At sa inyong opinyon, sino po ba ang karapat dapat na maging lider o pangulo ng bansa natin….? Yung may karanasan na ba sa pulitika o yung isang lider ang hangad ay para sa kabutihan ng nakakaraming pinoy..
Gusto ko rin malaman po, sa tingin nyo po ang mga estudyante na ggraduate this coming march 2009, may mga trabaho o opportunity na nag aantay sa kanila lalo na’t ngayon ay humaharap tayo sa matinding krisis financial sa buong mundo…
Thank you and God Bless…
Hi Mr. Manolo,
I’ve read your most recent article entitled, “Christmas Tragedies” on Inquirer.net.
And so I would like to personally express my gratitude for giving us a voice.
Thank you and God bless.
D, thank you for taking the time to comment. Hope you will be well. Wish I could do more.
My name is Afghani Alonto, son of the late Domocao Alonto and a grand-son of your grandfather’s colleague, Sultan sa Ramain.
You see I was born in the time when my beloved grandfather had long passed away. I only heard very few things about him from my late father. The only thing that my father told me about him was when Pres. Quezon ordered his constabulary to take my grandfather to a safe house to protect him from the Americans. And he told me that he was a real patriot.
But alas, here you are, posting his translated speech to my awe! With that, I can’t thank you that much. As you know, we Muslims in this country are the most unheard lot though my people played a big role in shaping this country into a nation long before the coming of Spain.
I wander if you can also share to me more of the historical documents in relation to my grandfather’s stint as one of your grandfather’s colleague such as speeches, events, and yes, pictures. Maybe you can also identify those people in the picture you posted above the speech. It would also be helpful if I can get the original text (must had been in Meranao dialect) so that I can cross check if the translation is accurate.
Once again, in behalf of the Alonto family, we thank you for bringing back history using this modern technology.
I’m one of your fans and i just want to take this opportunity to say that i really love your writing and insights on history. However i hope that in the near future, more people will hear your insights on public television. (if i am correct you only have regular appearances on cable)
I believe many proletariat (one myself) will learn from your insights.
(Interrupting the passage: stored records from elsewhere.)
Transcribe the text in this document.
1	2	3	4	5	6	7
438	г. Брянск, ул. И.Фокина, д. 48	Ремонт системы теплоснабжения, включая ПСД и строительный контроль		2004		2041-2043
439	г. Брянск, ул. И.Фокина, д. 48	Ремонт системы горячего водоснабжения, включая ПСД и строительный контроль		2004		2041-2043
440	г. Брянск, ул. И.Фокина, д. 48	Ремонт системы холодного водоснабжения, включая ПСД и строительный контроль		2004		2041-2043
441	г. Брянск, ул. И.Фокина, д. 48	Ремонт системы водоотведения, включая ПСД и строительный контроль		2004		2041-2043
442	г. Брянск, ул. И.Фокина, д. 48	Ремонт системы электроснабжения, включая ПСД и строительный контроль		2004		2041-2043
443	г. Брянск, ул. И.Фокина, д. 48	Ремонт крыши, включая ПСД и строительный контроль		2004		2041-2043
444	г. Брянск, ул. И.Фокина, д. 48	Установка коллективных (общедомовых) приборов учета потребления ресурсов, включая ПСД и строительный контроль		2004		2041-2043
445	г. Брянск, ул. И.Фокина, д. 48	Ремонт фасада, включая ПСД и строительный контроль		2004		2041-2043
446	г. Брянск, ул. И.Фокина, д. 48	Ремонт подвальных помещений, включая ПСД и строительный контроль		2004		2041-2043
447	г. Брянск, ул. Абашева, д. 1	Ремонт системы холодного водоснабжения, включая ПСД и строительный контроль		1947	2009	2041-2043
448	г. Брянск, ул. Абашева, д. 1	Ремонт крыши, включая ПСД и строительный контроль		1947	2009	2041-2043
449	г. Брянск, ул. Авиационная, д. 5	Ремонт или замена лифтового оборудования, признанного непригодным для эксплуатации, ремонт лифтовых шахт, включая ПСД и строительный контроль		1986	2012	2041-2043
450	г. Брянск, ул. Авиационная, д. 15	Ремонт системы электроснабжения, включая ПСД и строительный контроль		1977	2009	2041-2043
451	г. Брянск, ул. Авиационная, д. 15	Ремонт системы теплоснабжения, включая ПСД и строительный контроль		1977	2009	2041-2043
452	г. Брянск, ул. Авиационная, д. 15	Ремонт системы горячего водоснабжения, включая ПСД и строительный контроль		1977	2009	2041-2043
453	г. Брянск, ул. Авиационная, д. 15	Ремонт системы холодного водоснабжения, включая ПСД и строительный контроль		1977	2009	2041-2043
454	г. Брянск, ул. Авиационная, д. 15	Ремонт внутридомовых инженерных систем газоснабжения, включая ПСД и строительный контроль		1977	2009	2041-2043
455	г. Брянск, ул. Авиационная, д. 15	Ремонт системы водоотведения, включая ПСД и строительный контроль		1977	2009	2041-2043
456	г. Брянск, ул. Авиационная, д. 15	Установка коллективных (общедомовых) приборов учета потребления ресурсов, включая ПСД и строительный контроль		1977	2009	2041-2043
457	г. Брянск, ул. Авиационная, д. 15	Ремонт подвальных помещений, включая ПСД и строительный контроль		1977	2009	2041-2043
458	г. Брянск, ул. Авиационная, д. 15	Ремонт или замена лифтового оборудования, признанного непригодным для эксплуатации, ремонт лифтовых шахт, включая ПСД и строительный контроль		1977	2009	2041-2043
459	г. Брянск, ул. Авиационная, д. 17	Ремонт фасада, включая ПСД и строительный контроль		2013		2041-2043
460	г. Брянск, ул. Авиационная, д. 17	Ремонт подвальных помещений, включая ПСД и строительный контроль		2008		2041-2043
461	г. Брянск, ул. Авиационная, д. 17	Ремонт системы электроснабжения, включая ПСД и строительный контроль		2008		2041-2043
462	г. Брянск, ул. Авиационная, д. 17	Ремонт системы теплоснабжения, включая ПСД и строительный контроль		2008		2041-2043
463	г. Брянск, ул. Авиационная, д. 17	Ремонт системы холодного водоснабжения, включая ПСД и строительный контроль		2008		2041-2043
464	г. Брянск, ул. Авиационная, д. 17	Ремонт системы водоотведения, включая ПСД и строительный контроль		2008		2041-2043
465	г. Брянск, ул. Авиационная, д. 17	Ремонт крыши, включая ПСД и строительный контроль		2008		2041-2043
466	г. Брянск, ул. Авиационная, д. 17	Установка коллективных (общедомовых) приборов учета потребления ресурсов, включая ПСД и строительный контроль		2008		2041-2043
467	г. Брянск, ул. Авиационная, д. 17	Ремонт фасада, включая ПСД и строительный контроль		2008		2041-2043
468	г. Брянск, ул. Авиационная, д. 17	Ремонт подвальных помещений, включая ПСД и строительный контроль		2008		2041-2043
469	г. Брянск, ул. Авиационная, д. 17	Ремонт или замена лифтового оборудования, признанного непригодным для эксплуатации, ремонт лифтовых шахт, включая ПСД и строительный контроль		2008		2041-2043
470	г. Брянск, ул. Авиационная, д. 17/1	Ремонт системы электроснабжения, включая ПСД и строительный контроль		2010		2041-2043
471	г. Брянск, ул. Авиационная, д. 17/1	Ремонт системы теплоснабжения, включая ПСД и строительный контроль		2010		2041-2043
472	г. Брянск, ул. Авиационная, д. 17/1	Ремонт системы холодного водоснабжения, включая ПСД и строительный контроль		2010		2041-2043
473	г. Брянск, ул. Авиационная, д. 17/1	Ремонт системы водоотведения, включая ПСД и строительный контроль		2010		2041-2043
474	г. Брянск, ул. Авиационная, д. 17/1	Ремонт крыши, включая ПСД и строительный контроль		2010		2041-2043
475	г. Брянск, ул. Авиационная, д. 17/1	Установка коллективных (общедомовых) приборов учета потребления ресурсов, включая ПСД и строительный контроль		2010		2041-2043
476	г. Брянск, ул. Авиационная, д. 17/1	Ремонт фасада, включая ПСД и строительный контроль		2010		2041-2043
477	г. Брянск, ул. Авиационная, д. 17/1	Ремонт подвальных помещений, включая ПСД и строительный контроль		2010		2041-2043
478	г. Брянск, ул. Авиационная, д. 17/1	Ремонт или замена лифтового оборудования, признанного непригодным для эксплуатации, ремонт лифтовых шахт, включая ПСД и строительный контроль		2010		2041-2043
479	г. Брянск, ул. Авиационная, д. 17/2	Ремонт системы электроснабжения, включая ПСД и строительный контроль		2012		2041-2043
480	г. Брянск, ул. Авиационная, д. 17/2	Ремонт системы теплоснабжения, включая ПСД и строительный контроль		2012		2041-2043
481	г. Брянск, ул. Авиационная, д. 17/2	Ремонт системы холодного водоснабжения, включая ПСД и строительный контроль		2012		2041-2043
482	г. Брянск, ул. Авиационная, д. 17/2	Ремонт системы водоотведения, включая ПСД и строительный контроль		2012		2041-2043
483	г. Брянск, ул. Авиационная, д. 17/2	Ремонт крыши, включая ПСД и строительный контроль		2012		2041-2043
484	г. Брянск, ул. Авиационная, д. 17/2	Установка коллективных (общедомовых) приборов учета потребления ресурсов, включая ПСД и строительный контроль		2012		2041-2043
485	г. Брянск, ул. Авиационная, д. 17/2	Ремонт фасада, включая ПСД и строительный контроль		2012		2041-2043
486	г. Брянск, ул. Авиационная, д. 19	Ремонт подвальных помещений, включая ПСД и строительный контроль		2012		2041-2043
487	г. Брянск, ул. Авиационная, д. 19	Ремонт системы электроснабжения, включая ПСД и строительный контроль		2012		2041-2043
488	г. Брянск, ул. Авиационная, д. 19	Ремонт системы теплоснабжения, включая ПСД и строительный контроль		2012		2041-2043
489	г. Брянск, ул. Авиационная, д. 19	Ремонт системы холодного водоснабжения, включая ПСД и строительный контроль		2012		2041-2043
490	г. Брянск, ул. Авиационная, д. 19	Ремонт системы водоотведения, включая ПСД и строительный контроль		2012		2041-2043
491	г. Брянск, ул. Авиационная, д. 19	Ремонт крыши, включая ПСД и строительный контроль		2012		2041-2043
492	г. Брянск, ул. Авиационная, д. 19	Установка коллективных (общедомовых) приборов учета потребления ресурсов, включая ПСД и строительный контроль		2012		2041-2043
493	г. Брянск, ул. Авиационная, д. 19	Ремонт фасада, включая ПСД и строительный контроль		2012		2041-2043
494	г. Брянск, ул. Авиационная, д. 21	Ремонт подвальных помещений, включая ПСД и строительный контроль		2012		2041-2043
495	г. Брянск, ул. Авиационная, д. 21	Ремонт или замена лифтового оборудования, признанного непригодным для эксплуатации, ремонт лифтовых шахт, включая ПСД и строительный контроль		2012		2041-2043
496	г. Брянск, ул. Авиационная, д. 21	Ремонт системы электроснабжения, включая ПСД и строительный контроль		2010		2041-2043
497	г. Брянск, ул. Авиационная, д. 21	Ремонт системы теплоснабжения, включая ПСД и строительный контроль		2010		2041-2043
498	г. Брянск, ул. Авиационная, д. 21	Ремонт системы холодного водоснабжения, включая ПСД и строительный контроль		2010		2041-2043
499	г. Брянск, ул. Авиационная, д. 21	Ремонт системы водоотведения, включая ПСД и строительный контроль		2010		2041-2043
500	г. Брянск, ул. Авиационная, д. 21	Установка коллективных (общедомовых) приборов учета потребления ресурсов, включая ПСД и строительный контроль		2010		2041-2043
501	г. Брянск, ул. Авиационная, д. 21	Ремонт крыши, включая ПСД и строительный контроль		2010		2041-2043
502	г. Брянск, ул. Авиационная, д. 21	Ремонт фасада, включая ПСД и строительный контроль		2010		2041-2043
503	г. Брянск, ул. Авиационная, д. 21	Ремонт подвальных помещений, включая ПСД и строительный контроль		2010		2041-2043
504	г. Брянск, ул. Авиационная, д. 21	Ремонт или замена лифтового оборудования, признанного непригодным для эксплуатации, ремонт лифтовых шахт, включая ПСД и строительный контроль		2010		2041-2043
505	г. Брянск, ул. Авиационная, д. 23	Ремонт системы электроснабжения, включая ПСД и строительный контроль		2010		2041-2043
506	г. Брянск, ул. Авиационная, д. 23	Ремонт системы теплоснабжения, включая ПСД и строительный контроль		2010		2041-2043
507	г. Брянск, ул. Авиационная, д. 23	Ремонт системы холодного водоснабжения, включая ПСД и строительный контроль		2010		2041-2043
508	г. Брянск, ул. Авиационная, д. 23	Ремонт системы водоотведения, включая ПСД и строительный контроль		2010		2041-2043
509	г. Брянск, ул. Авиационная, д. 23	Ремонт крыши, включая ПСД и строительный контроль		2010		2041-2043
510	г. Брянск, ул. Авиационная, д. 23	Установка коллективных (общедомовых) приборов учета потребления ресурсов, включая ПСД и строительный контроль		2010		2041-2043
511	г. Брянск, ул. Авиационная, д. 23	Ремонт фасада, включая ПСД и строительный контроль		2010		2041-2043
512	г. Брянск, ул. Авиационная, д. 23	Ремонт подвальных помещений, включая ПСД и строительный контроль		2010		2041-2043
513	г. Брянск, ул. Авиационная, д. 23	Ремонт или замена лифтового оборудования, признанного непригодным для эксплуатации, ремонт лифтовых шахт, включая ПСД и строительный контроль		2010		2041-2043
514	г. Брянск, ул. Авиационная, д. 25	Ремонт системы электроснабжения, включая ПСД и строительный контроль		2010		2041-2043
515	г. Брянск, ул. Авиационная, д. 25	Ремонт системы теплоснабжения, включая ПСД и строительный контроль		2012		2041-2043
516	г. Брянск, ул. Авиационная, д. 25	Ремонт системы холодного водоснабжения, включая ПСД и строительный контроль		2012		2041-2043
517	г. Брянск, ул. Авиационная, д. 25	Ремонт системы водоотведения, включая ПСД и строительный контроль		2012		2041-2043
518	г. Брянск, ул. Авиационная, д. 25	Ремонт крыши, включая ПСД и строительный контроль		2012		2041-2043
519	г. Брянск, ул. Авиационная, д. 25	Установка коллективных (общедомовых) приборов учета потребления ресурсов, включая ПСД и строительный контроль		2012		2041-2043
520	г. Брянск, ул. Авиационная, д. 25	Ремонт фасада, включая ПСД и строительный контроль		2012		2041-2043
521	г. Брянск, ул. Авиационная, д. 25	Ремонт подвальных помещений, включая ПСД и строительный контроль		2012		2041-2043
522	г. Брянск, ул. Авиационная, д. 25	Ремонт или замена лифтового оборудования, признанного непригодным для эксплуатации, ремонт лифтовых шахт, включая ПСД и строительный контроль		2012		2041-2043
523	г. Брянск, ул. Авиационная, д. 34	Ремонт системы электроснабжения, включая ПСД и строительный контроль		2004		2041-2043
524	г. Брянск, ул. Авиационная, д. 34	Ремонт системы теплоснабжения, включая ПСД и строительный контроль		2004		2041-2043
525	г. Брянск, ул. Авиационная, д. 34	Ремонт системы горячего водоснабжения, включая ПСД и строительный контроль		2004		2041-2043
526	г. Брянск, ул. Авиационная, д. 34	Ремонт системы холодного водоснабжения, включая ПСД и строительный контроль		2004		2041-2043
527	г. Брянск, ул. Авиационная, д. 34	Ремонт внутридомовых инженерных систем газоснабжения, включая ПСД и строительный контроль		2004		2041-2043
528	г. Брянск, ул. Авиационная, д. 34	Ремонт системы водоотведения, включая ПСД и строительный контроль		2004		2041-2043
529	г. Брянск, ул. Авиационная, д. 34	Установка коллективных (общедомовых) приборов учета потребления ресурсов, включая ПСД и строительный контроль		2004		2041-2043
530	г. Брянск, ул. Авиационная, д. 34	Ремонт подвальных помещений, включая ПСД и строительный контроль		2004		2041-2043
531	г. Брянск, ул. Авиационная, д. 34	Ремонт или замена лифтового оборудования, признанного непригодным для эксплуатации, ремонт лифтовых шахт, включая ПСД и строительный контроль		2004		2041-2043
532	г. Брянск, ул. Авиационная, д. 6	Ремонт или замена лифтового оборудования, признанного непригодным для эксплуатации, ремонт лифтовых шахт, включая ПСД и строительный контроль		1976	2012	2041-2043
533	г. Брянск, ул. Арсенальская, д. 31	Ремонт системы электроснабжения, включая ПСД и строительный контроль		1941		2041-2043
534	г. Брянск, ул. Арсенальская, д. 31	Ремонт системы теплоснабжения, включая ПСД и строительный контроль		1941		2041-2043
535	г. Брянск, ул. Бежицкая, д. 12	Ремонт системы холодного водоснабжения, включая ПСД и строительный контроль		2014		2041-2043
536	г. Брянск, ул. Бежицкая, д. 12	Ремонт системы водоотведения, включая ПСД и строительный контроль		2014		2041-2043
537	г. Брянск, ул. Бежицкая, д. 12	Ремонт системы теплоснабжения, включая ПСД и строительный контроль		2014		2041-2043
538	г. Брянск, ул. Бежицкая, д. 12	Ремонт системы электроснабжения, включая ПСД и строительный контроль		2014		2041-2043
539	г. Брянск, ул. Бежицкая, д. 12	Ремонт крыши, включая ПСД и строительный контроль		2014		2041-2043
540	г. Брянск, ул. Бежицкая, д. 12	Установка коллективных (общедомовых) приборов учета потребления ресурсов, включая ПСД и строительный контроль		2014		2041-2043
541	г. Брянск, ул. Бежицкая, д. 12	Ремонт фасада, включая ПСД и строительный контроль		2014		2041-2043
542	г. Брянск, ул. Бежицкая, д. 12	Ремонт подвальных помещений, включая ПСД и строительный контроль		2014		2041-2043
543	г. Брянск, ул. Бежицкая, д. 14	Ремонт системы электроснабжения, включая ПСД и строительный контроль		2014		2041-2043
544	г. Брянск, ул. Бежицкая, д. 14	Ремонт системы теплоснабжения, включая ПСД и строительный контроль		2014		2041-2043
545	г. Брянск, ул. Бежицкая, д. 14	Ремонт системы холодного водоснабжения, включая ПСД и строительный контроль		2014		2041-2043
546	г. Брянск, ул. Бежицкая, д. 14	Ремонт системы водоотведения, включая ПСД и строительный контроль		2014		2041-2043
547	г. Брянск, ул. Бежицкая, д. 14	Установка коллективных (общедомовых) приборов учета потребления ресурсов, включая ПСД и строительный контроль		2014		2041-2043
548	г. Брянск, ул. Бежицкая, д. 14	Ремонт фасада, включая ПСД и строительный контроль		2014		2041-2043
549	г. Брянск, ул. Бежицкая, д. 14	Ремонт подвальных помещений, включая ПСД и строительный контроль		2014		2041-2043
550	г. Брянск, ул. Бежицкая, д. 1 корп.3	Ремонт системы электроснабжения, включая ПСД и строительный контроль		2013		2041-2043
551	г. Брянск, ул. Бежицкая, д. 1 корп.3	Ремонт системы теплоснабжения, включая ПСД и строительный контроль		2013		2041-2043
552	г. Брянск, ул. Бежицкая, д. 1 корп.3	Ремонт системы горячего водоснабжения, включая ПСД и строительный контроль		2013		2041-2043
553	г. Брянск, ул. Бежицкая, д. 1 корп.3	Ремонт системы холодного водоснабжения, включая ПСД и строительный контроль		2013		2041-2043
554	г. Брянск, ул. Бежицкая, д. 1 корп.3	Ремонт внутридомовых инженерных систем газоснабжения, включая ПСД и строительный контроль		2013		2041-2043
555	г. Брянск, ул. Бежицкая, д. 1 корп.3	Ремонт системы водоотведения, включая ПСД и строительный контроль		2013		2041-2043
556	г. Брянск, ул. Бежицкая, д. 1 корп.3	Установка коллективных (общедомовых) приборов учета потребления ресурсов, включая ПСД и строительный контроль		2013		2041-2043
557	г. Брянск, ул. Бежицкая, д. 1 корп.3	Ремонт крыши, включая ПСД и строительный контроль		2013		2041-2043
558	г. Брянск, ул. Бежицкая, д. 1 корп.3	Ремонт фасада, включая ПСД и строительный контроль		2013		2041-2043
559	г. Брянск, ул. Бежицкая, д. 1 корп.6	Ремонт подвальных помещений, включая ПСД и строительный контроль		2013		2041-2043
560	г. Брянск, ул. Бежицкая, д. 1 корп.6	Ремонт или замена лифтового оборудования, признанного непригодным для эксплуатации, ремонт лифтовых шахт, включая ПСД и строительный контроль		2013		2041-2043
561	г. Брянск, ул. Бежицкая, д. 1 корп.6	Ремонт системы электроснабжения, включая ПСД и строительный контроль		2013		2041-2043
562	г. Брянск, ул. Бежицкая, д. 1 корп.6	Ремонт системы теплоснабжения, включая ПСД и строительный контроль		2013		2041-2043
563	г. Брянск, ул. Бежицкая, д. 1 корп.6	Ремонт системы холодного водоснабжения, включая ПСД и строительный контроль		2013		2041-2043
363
And if i may offer this criticism, you do look and sound quite elitist. I hope more people reach you in public tv they will learn so much from you.
With lots of admiration and respect,
Great site!! this helps us all in understanding the good and unfortunately the bad side of Filipino culture and habits. May this help us all change what is happening to the Country.
Great insight on Ricardo Manapat and for seeing him for what he really is….i mean WAS. He embarrassed his whole family who are wonderful people and brought shame to his mother if she ever found out. Yes….she never knew about him because he kept her from reading papers, learning news, etc…..Anyways, I hope the Filipino people don’t hold Ricardo Manapats wrong doings against his family who are good citizens, honest in every way and proud Filipinos.
I have read and seen you sometimes in television since am seldom watch, and it happned that as i browse searching for materials in rice research facilities stumbled upon your site.
Just curious to inquire , but it was a long time maybe it was 1989 , that I have a fellow filipino working on a Japanese ship which told me that he had met a son of late President Quezon , some where in South America, I can’t remember if Uruguay , Panama or Paraguay. Was it your parents, or do you have any relative living in South America.
Pleasure to get in touch and keep the good works , best wishes.
Hi Val, that must have been my father, he spent a lot of time in Brazil in the mid to late 1960s. Thank you for dropping by!
Glad to see your guestbook.
I am an avid reader of your inquirer column,”long view.”
YOur thought provoking insights about Philippine history motivate me to better appreciate, how far we have come as a nation from where we once were and yet how far we still must go.
Good luck on your present position in the Aquino Government
Hoping that you continue supporting / fighting for GAY RIGHTS ADVOCACY.